UK retailers had their worst Christmas in three years, the British Retail Consortium (BRC) has said.
Retailers did increase sales over Christmas - but only just
Like-for-like sales across the sector - which exclude new store openings - increased by just 0.3% last month from a year earlier, the trade body said.
While overall sales advanced 2.5%, the BRC - which wants to see more interest rate cuts - said it remained the worst December on the High Street since 2004.
And other data suggested shoppers were waiting for the January sales.
Footfall, the retail research body said that shoppers had "tactically held back" from the High Street during the run-in to Christmas, preferring to seek out bargains and discounts in January.
Their figures showed that the number of shopping visitors for the first week in January were up 0.7% on the same period last year.
"Although the figures may initially suggest positive news for retailers, they may actually be losing potential profits because they have had to introduce sales and discounts in order to attract shoppers," said Martin Davies, of Footfall's owner Experian.
Meanwhile the BRC said its figures pointed "to a very challenging first-half of 2008".
And it warned that if the base rate was not trimmed, like-for-like sales could actually fall in 2008 for the first time in three years.
The Bank of England last cut interest rates in December to 5.5% from 5.75%, amid signs economic growth is slowing against a backdrop of higher energy bills, weakness in the housing market, and the credit squeeze.
Despite this reduction, BRC director general Kevin Hawkins said an additional half-point reduction to 5% was "preferable" for households, retailers and manufacturers.
The Bank of England's Monetary Policy Committee meets this week, with its latest interest rate decisionn scheduled to be announced at lunchtime on Thursday.
The BRC survey, conducted with accountancy group KPMG, found that while sales of food and drink grew in December, those of clothing and footwear fell for a third consecutive month.
And in another key Christmas retail sector, electrical goods, the survey found a mixed picture for sellers, with sales growth "often promotion-driven".
"This study sets the scene for the new year ahead and like-for-like sales look set to move into negative territory as they did in 2005," said KPMG's head of retail, Helen Dickinson.
And another analyst said that UK retailers "should count themselves lucky" having managed to achieve 0.3% sakes growth.
"These are tough times and heaven help the sector when the January sales are finally over," said Howard Wheeldon, senior strategist at BGC Partners.

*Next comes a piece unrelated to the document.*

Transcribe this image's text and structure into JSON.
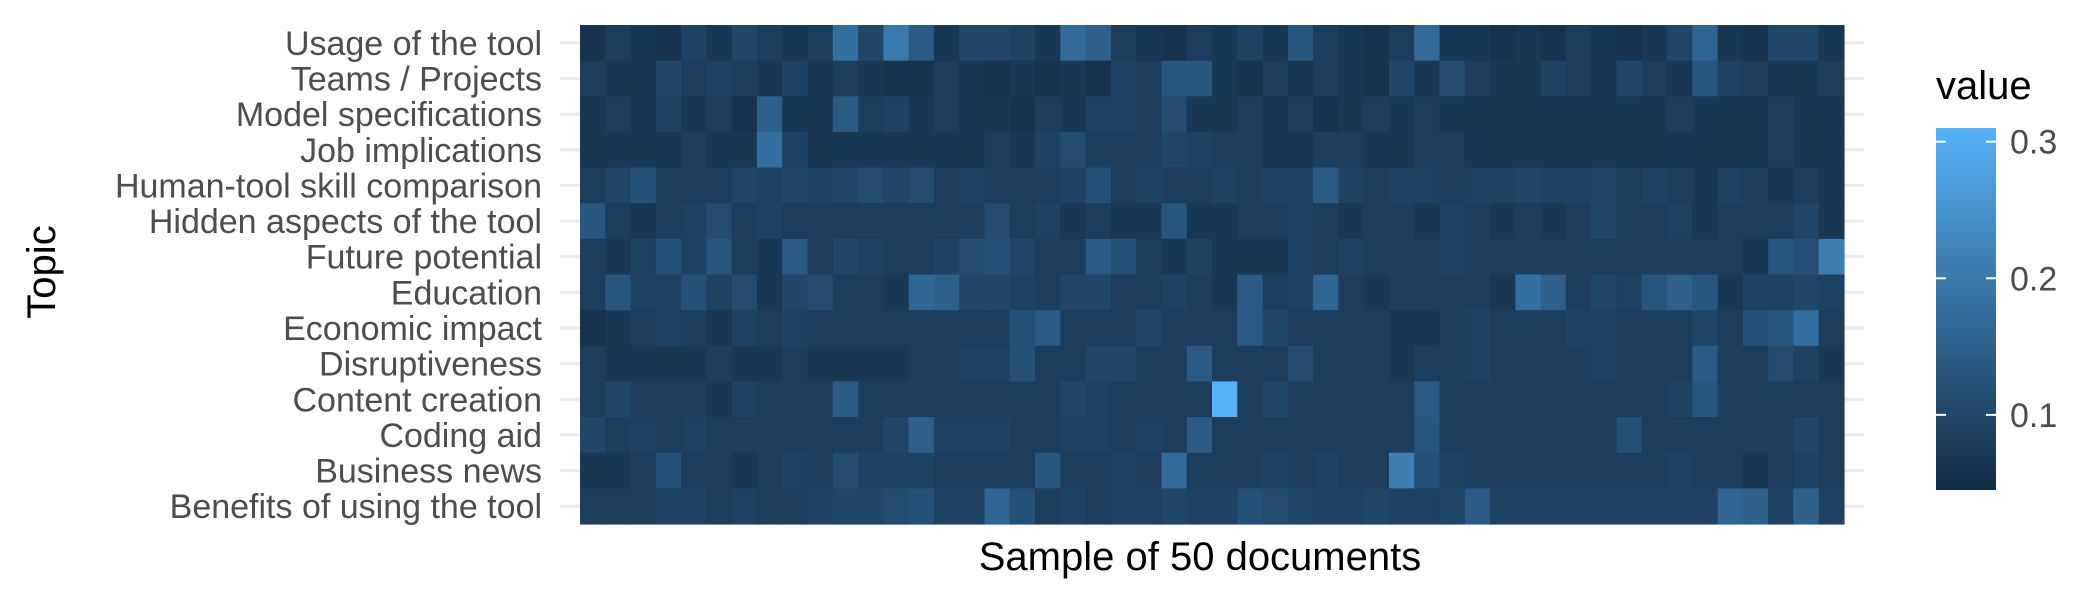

"The five week period covering Christmas could and probably should have been even worse if consumers had battened down the hatches and responded to the current realities of economic events."
The findings come as the UK's largest retailers are continuing to report mixed Christmas trading figures.
While Currys and PC World owner DSG International and Land of Leather have been forced to issue profit warnings after weak festive sales, department stores House of Fraser and John Lewis have both reported a bumper Christmas.
Clothing retailer Next also said it had a tough December, while supermarket Waitrose managed to increase its overall sales by a 28.5%.
Analysts are now awaiting Christmas trading figures from Marks & Spencer on Wednesday and Sainsbury's on Thursday, with some speculation that both could disappoint.